Hello Suckerforpunishment, and can I join Sophie in offering you a warm welcome to the site.
Living with someone who is addicted, and in this case, it's alcohol, can absolutely affect you, as well as the kids, not only in their behaviour but also the cost of drinking 12 cans a night, with the possibility of having more outside of the house, which may be unknown, but know that once you start drinking, there is every chance other cans may be hidden away and whether or not he drinks at his mate's place.
Although he may not be violent, he can be aggressive as you have told us and that's definitely a warning sign because his drinking is excessive can have consequences, including damaging your relationship only as the alcohol is more important and comes first before anything else.
He would be delighted that you go to work, not only because of the money you earn but his ability to feel as though he can drink when no one is home or until the kids get home from school and may ignore their requests or demand what they should be doing, so it's going to affect how they are feeling and certainly something that you are going to worry about.

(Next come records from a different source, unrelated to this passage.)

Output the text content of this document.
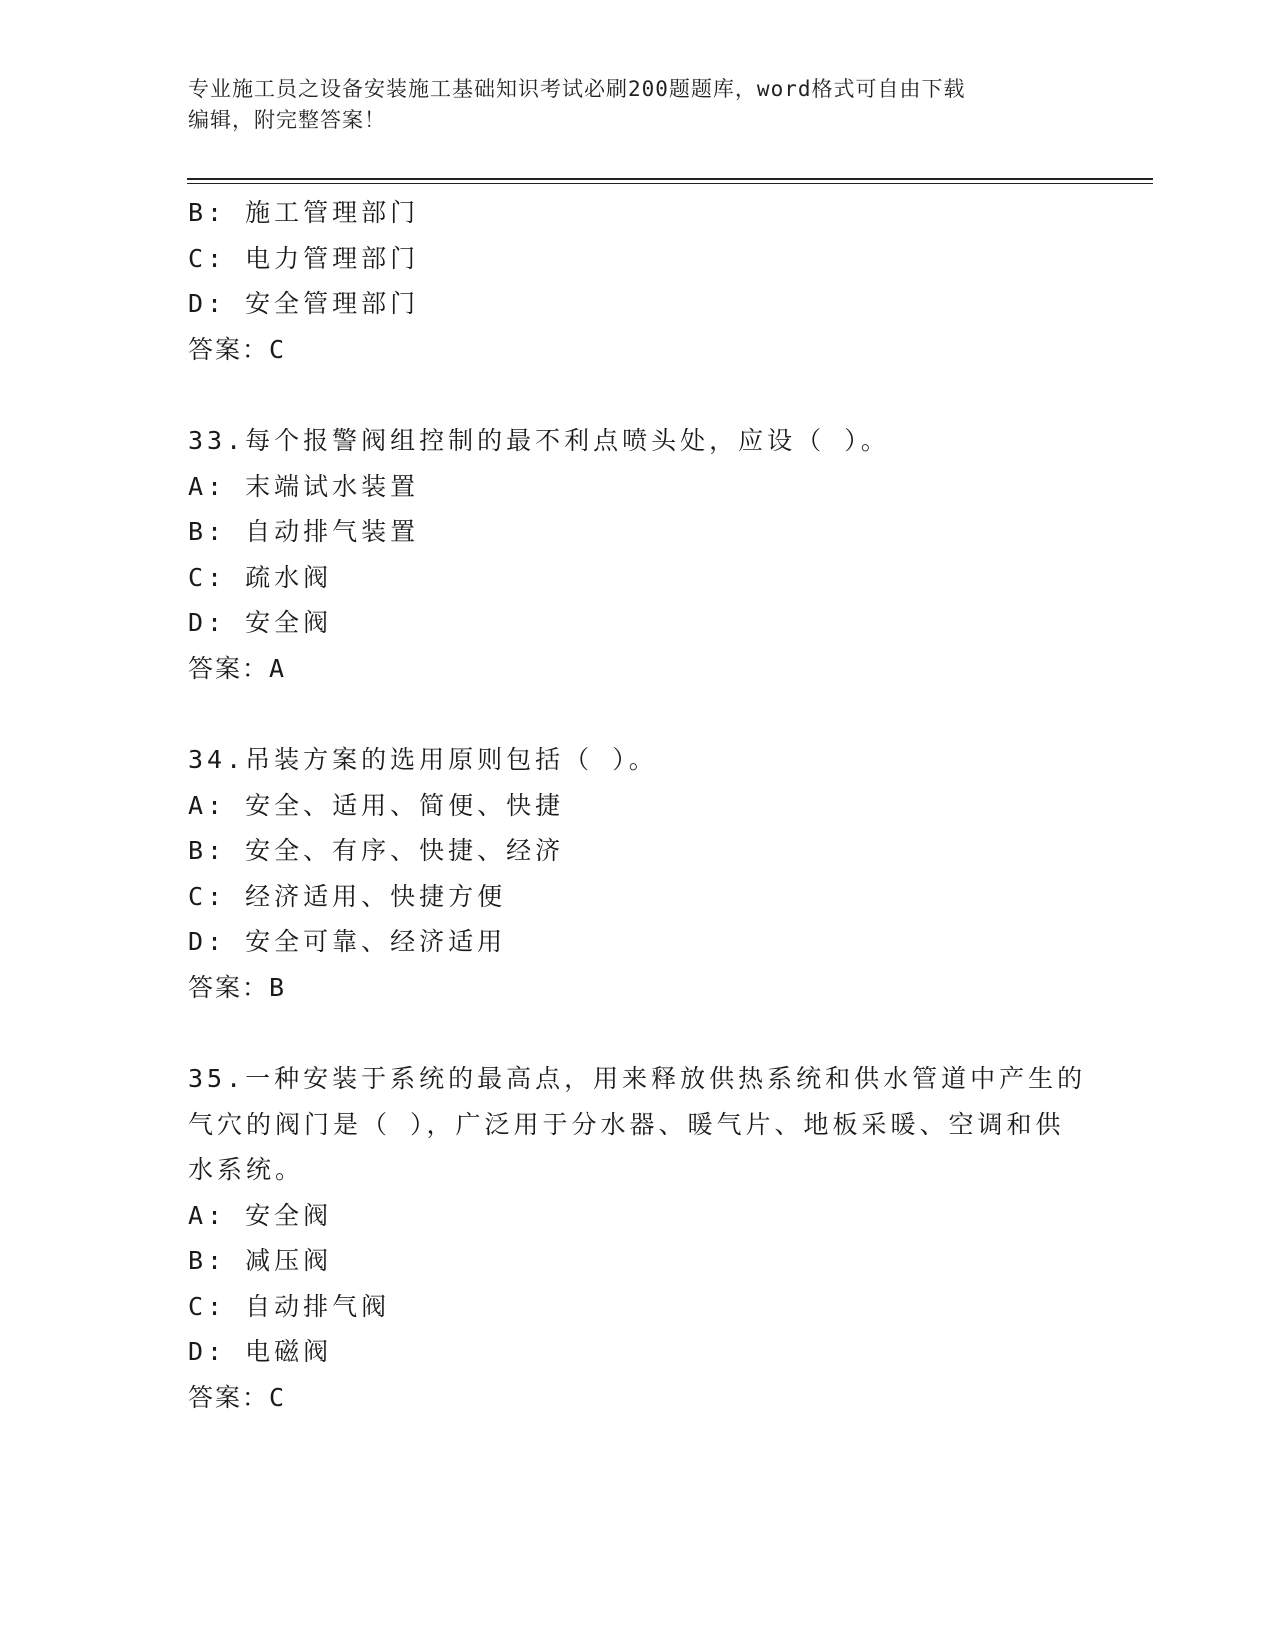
专业施工员之设备安装施工基础知识考试必刷200题题库，word格式可自由下载
编辑，附完整答案！
B: 施工管理部门
C: 电力管理部门
D: 安全管理部门
答案：C
33.每个报警阀组控制的最不利点喷头处，应设（ ）。
A: 末端试水装置
B: 自动排气装置
C: 疏水阀
D: 安全阀
答案：A
34.吊装方案的选用原则包括（ ）。
A: 安全、适用、简便、快捷
B: 安全、有序、快捷、经济
C: 经济适用、快捷方便
D: 安全可靠、经济适用
答案：B
35.一种安装于系统的最高点，用来释放供热系统和供水管道中产生的
气穴的阀门是（ ），广泛用于分水器、暖气片、地板采暖、空调和供
水系统。
A: 安全阀
B: 减压阀
C: 自动排气阀
D: 电磁阀
答案：C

Trying to explain that he needs to be rational about the situation, will be very difficult for him to understand, his priority is the alcohol, not the relationship, nor how to assist in helping towards the run of the house.
Al Anon 1300 252 666 can firstly help the kids talk with qualified counsellors who dress in casual clothes and breaks down any barrier between them and the counsellors, I know they helped my sons when I was drinking when I was in depression.
Secondly, you might want to talk to people where you work who will support and understand what you're saying, just as we do and a decision needs to be made and please remember the reason why he drinks is only what he believes and is no fault of yours.
Can I ask you a question and please only answer if you want to, the house/flat you're living in is it in your name or joint names, we hope to hear back from you whenever you're available.